Halbzeit im voraussichtlich größten Einstellungsjahr in Googles ( GOOG )-Geschichte entdeckt der Internetriese, dass ein Prüfstein seiner Kultur – Mitarbeitergruppen – ein immer wichtigerer Weg wird, um das schnell wachsende Unternehmen zu navigieren.

Frag einfach Camille James. Als sie vor drei Jahren von Tokio zu Google zog, hatte sie noch nie in Kalifornien gelebt, hatte noch nie für eine große Firma gearbeitet und kannte keine Menschenseele bei der Firma Mountain View. Glücklicherweise wusste sie, wie man bowlt.

In der Hoffnung, eine Verbindung herzustellen, organisierte James ein Team in Googles Bowling-Liga unter den Nooglers – wie neue Mitarbeiter bei Google genannt werden –, die am selben Montag wie sie begann. Es ist eindeutig ein sehr großes Unternehmen, und ich komme nicht aus diesem Hintergrund, sagte James, ein Mitarbeiter der Personalabteilung. Aber dann gräbt man sich ein und verfolgt seine eigenen Interessen, und man findet seine eigene kleine Mikro-Community.



Gruppen waren schon immer ein integraler Bestandteil des Lebens bei Google, aber da das Unternehmen auf 30.000 Mitarbeiter zukommt, werden sie zu einem immer wichtigeren Ankerplatz für neue und erfahrene Mitarbeiter eines Unternehmens, das versucht, Noogler mit einem Tempo von mehr als 100 pro Woche zu assimilieren. Viele Talunternehmen haben Gruppen für Mitarbeiter-Minderheiten oder kulturelle Gruppen, aber Google geht noch weiter und fördert aktiv und manchmal sogar finanzielle Unterstützung für Mitarbeiter, um Interessengruppen zu organisieren, die von Wirtschaftstheorie bis Fotografie reichen.

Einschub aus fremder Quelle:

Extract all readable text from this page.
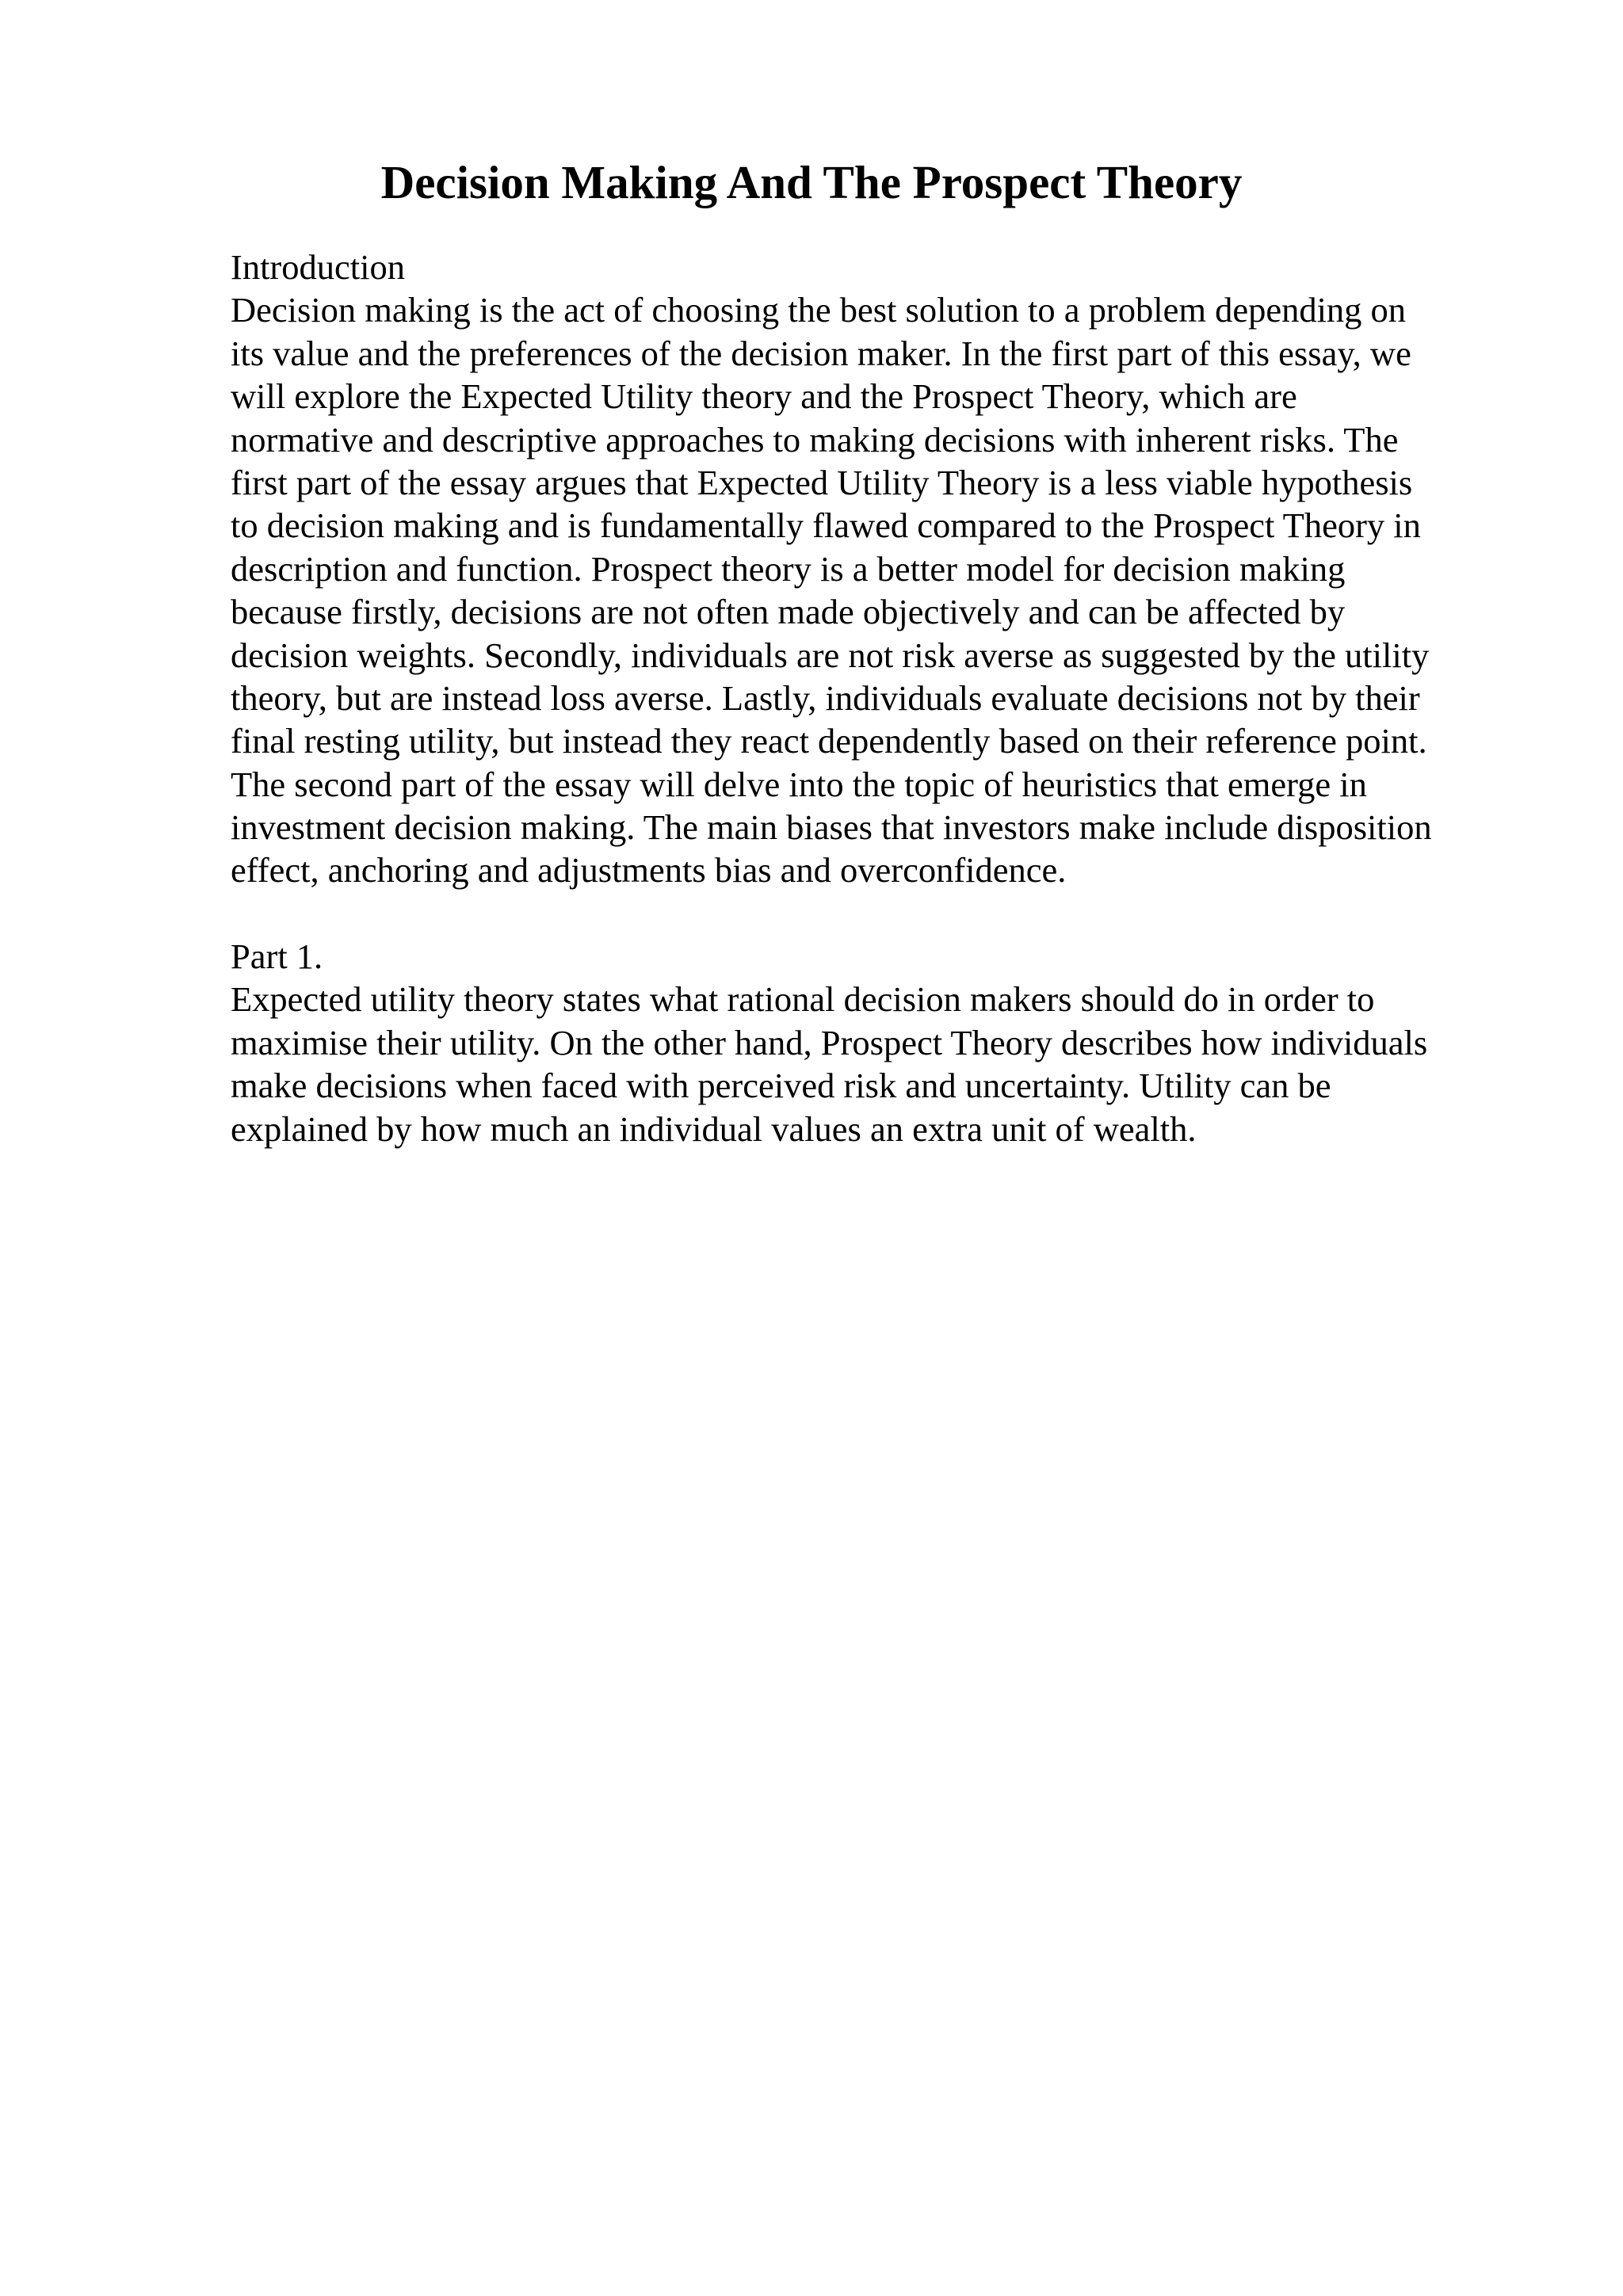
Decision Making And The Prospect Theory
Introduction
Decision making is the act of choosing the best solution to a problem depending on
its value and the preferences of the decision maker. In the first part of this essay, we
will explore the Expected Utility theory and the Prospect Theory, which are
normative and descriptive approaches to making decisions with inherent risks. The
first part of the essay argues that Expected Utility Theory is a less viable hypothesis
to decision making and is fundamentally flawed compared to the Prospect Theory in
description and function. Prospect theory is a better model for decision making
because firstly, decisions are not often made objectively and can be affected by
decision weights. Secondly, individuals are not risk averse as suggested by the utility
theory, but are instead loss averse. Lastly, individuals evaluate decisions not by their
final resting utility, but instead they react dependently based on their reference point.
The second part of the essay will delve into the topic of heuristics that emerge in
investment decision making. The main biases that investors make include disposition
effect, anchoring and adjustments bias and overconfidence.
Part 1.
Expected utility theory states what rational decision makers should do in order to
maximise their utility. On the other hand, Prospect Theory describes how individuals
make decisions when faced with perceived risk and uncertainty. Utility can be
explained by how much an individual values an extra unit of wealth.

Google hat 19 Employee Resource Groups oder ERGs, von Mitarbeitern initiierte Einheiten, die finanzielle Unterstützung vom Unternehmen erhalten und soziale, kulturelle oder Minderheitengruppen vertreten, darunter die Gayglers (für lesbische und schwule Mitarbeiter), die Greyglers (für ältere Mitarbeiter), die Hispanic Googler Network, Google Women Engineers, VetNet für Militärveteranen und das Black Googlers Network oder BGN.

Sommerzeit 2020 Kalifornien

Aber es gibt buchstäblich Zehntausende von Interessengruppen, deren Größe von zwei bis zu mehr als 1.000 Mitgliedern reichen kann und Themen von Wein über Wandern bis hin zu Quilten und Dungeons & Dragons abdeckt. Es gibt die Gleeglers (die a cappella singen); die Dooglers, die ihre Hunde mit zur Arbeit bringen; die Snowglers (Skifahrer); und die Skeptiker (die alles in Frage stellen). Es gibt Gruppen für Piloten, werdende Mütter und Fotografen und eine Gruppe für Googler, die Flohmärkte mögen. Es gibt sogar eine Gruppe für ehemalige Startup-Mitarbeiter, deren Unternehmen von Google gekauft wurden und die möglicherweise Schwierigkeiten haben, sich in einem Unternehmen zurechtzufinden, in dem sie sowohl Unternehmer als auch Angestellte sein müssen.

Jeder Mitarbeiter kann eine Gruppe gründen – tatsächlich werden Mitarbeiter dazu ermutigt, sagte Stacy Sullivan, Chief Culture Officer von Google, ein Titel, der von den Gründern verliehen wurde. Die meisten Gruppen haben einen E-Mail-Alias ​​im riesigen Intranet-System von Google, z. B. bowling@google.com. Google hat in seinem Intranet-System mehr als 100.000 Gruppen-Aliasnamen, obwohl nicht alle Gruppen aktiv sind.

Für Mitarbeiter waren die Gruppen eine Art Anker und Zufluchtsort und Denkfabrik – um tatsächlich in der Lage zu sein, ihre eigene Community aufzubauen, nur für ihre eigene Unterstützung und Interaktion, innerhalb der Masse von ganz Google, sagte Sullivan. Da Google gewachsen ist, ist es meiner Meinung nach viel wichtiger geworden, denn wenn man so groß ist, kann man die Verbindung mit der Masse auf der ganzen Welt aus den Augen verlieren. So können sie alle an einem Strang ziehen.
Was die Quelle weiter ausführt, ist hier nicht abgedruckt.